Style Guides and Creative Writing

Image courtesy of Stuart Miles
at Freedigitalphotos.net
In last week's post, When Authors Break the Rules, a reader's comment referred to style guides. Although last week's post focused on the understood rules of writing, I thought it might be helpful to address the question of style guides.

What Is a Style Guide?

Style guides provide guidelines on the parts of writing where a hard and fast rule doesn't exist. A choice must be made. There are several types of guides, and it depends on the type of writing you're doing as to which style guide you should use.
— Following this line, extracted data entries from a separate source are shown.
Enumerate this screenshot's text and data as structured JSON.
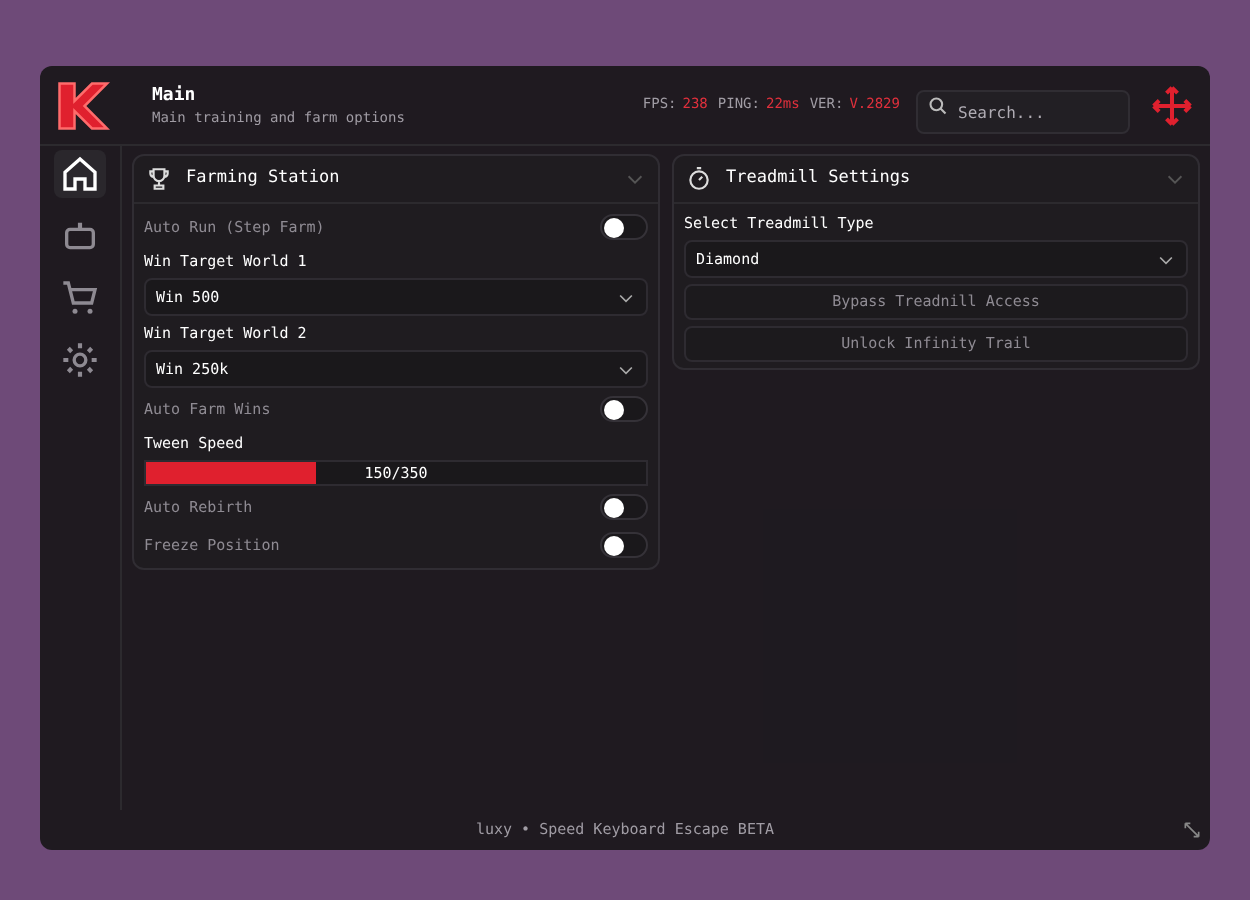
{
  "header": {
    "title": "Main",
    "subtitle": "Main training and farm options"
  },
  "stats": [
    {
      "label": "FPS:",
      "value": "238"
    },
    {
      "label": "PING:",
      "value": "22ms"
    },
    {
      "label": "VER:",
      "value": "V.2829"
    }
  ],
  "search": {
    "placeholder": "Search..."
  },
  "sidebar": {
    "items": [
      {
        "selected": true
      },
      {
        "selected": false
      },
      {
        "selected": false
      },
      {
        "selected": false
      }
    ]
  },
  "panels": [
    {
      "title": "Farming Station",
      "rows": [
        {
          "kind": "toggle",
          "label": "Auto Run (Step Farm)",
          "on": false
        },
        {
          "kind": "dropdown",
          "label": "Win Target World 1",
          "value": "Win 500"
        },
        {
          "kind": "dropdown",
          "label": "Win Target World 2",
          "value": "Win 250k"
        },
        {
          "kind": "toggle",
          "label": "Auto Farm Wins",
          "on": false
        },
        {
          "kind": "slider",
          "label": "Tween Speed",
          "level": 0.34,
          "reading": "150/350"
        },
        {
          "kind": "toggle",
          "label": "Auto Rebirth",
          "on": false
        },
        {
          "kind": "toggle",
          "label": "Freeze Position",
          "on": false
        }
      ]
    },
    {
      "title": "Treadmill Settings",
      "rows": [
        {
          "kind": "dropdown",
          "label": "Select Treadmill Type",
          "value": "Diamond"
        },
        {
          "kind": "button",
          "label": "Bypass Treadnill Access"
        },
        {
          "kind": "button",
          "label": "Unlock Infinity Trail"
        }
      ]
    }
  ],
  "footer": "luxy • Speed Keyboard Escape BETA"
}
Style guides provide rules on various questions such as:
  • Is it email or e-mail?
  • How do you format the title of a book, article, short story, etc.?
  • Do you use s's or s' when making a plural word possessive?
  • Which font do you use for your text?
  • How do you write a citation?
  • How do you abbreviate?
  • When do you capitalize?
  • Do you spell out numbers or use the numeric reference?

Guides provide comprehensive information about how to finalize your document prior to publishing.

Which Style Guide Do You Use?

Depending on your industry, you might be asked to adhere to one style guide over another. Sometimes, companies develop their own style guides, too. Some of the more well-known guides and their typical uses are:

  • The AP Style Guide:  Journalism, electronic publishing, and business
  • The Chicago Manual of Style: Publishing, Academic
  • The MLA Handbook of Style: Classroom instruction, scholars, academic publishers, and commercial presses
Although these are the three most commonly referenced, there are many more depending on the industry. For example, the medical community uses the American Medical Association Manual of Style.

As creative writers, it doesn't hurt to be aware of these guides, but it's unlikely you will have complete knowledge of the style guide your publisher uses. It you self-publish, you will want to find an editor who knows style guides well enough to finalize your copy prior to publication.

How Much Should You Know?

If you're writing an academic paper or a journal article for a publication that adheres to particular guide, then you should have familiarity with the rules listed in that guide. If you're a creative writer, it doesn't hurt to know some of the guidelines, especially if you're writing historical fiction, but you can count on the publisher to make any adjustments necessary for publication. Your best bet is to be consistent in what you do. For example, if you write e-mail in your document with the hyphen as I've just done, then every time you use that word, it should appear hyphenated.

Although it's important to know style guides exist, you might not need to know a lot about them. Copy editors and publishers ensure your manuscript fits the guidelines.